Merton’s view was essentially that the subscription of around £80 per month made the facility exclusive, with no meaningful provision being made for those who could not afford the fee to benefit in other ways from the activities at the relevant premises. According to Merton, only the activities on this particular site needed to be taken into account for the purposes of determining whether mandatory rates relief applied, and not Nuffield Health’s wider nature or activities, whether or not those provided more public benefit.
Lord Justice David Richards in the Court of Appeal agreed that Nuffield Health’s use of the Merton premises would not deliver sufficient public benefit if viewed in isolation. The level of fees was, he felt, more than ‘the poor’ could reasonably be expected to afford. It was also very relevant that other gyms in the area provided equivalent services at significantly lower cost.
However, this did not ultimately mean that Merton Council won the day. While the Court of Appeal was not satisfied with the first instance judge’s reasoning on some points, it agreed (by majority, with Lord Justice David Richards dissenting) that he had been right in his finding that the analysis of whether mandatory rates relief is available should not be conducted on a site by site basis.
Under the Charities Act 2011, Nuffield Health, being registered with the Charity Commission, is “conclusively presumed”1 to be a charity. Accordingly, as Mr Stuart Isaacs QC had said in the High Court, “the requirements for it to be a charity are conclusively presumed to have been met, namely that it is established for purposes which are within [the relevant section of the] 2011 Act and that the purposes in question fulfil the public benefit requirement”.

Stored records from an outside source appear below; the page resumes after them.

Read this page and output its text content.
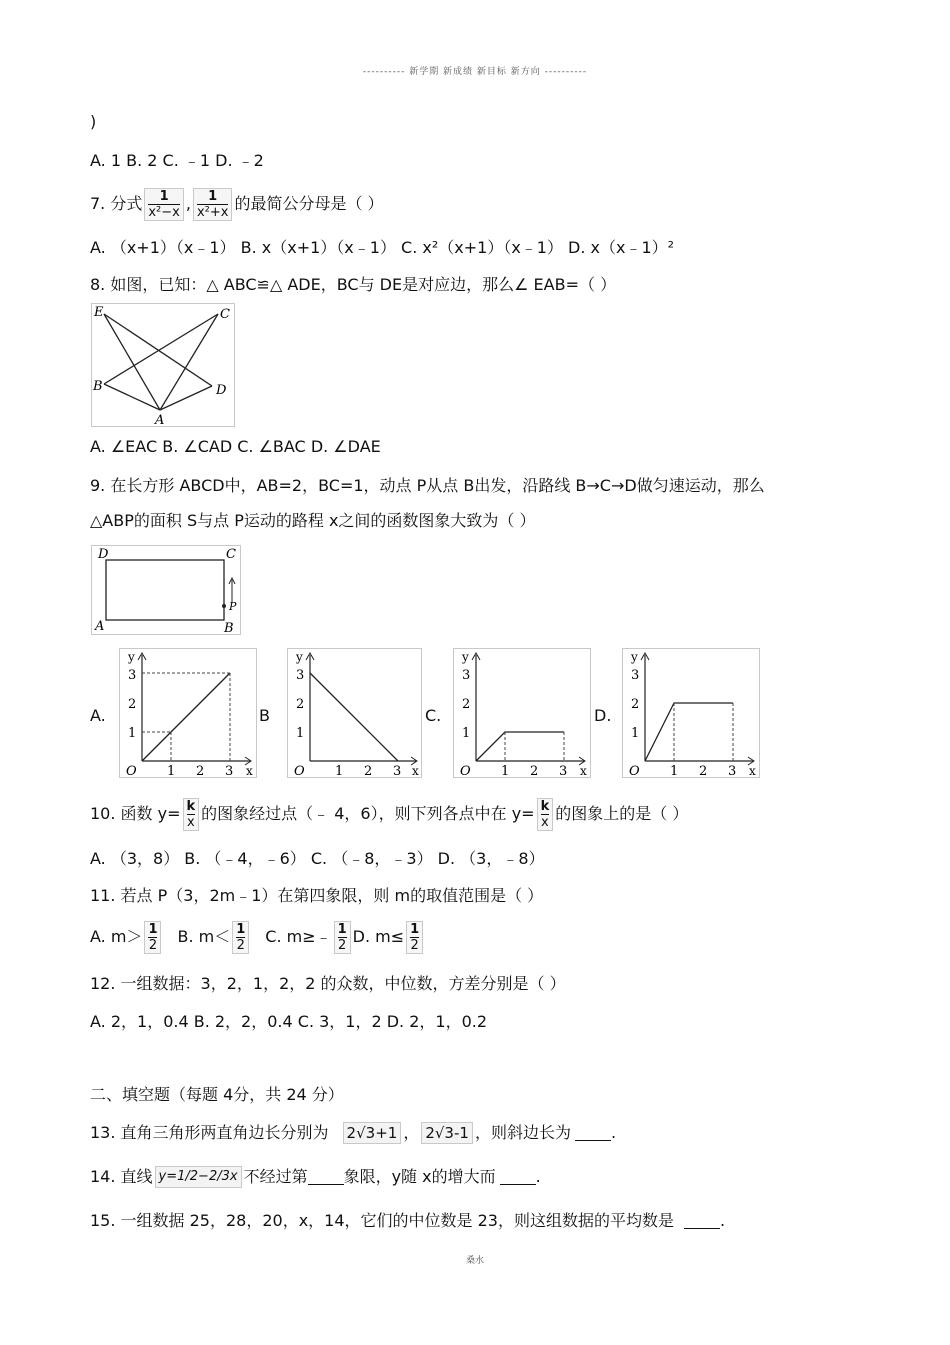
---------- 新学期 新成绩 新目标 新方向 ----------
桑水
)
A. 1 B. 2 C. ﹣1 D. ﹣2
7. 分式 $\frac{1}{\text{x²−x}}$ , $\frac{1}{\text{x²+x}}$ 的最简公分母是（ ）
A. （x+1）（x﹣1） B. x（x+1）（x﹣1） C. x²（x+1）（x﹣1） D. x（x﹣1）²
8. 如图，已知：△ ABC≌△ ADE，BC与 DE是对应边，那么∠ EAB=（ ）
E	C
B	D
A
A. ∠EAC B. ∠CAD C. ∠BAC D. ∠DAE
9. 在长方形 ABCD中，AB=2，BC=1，动点 P从点 B出发，沿路线 B→C→D做匀速运动，那么
△ABP的面积 S与点 P运动的路程 x之间的函数图象大致为（ ）
D	C
A	B
P
A.	B	C.	D.
y
x
O 1 2 3
1
2
3
y
x
O 1 2 3
1
2
3
y
x
O 1 2 3
1
2
3
y
x
O 1 2 3
1
2
3
10. 函数 $y= \frac{k}{x}$ 的图象经过点（﹣ 4，6），则下列各点中在 $y= \frac{k}{x}$ 的图象上的是（ ）
A. （3，8） B. （﹣4，﹣6） C. （﹣8，﹣3） D. （3，﹣8）
11. 若点 P（3，2m﹣1）在第四象限，则 m的取值范围是（ ）
A. $m> \frac{1}{2} B$. $m< \frac{1}{2} C$. m≥﹣ $\frac{1}{2} D$. $m\le \frac{1}{2}$
12. 一组数据：3，2，1，2，2 的众数，中位数，方差分别是（ ）
A. 2，1，0.4 B. 2，2，0.4 C. 3，1，2 D. 2，1，0.2
二、填空题（每题 4分，共 24 分）
13. 直角三角形两直角边长分别为 2√3+1 ， 2√3-1 ，则斜边长为	.
14. 直线 y=1/2−2/3x 不经过第 象限，y随 x的增大而	.
15. 一组数据 25，28，20，x，14，它们的中位数是 23，则这组数据的平均数是	.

Lord Justice Nugee put it nicely in the Court of Appeal, saying that Nuffield Health needed only to make the following statement: “I am a registered charity. My purposes, namely the advancement of health, are therefore (conclusively presumed to be) exclusively charitable [including that they are for the public benefit]. I am using Merton Abbey for those purposes. That is sufficient.” So Merton Council walked away from court unhappy.
However, you may also remember from our previous article that Lord Justice Peter Jackson gave a very interesting P.S. in his judgment, as follows: “I would only add this. Nuffield Health may have succeeded under the rating legislation, but its failure, on our unanimous view, on Ground 3 [essentially meaning that the public benefit requirement would not have been satisfied in respect of the premises, if the court had had to rule on that] may not be without consequences in the context of charity law. Its trustees are obliged to satisfy themselves in good faith that its provision is for the public benefit. If the situation at the Premises is replicated across its several hundred fitness centres and gyms, the organisation may face scrutiny through the Charity Commission and ultimately through the courts, as occurred in the ISC case.”
In fact, Merton Council has now been granted leave to appeal to the Supreme Court. So we may see closer scrutiny of this issue quite soon. Watch this space for further commentary in due course.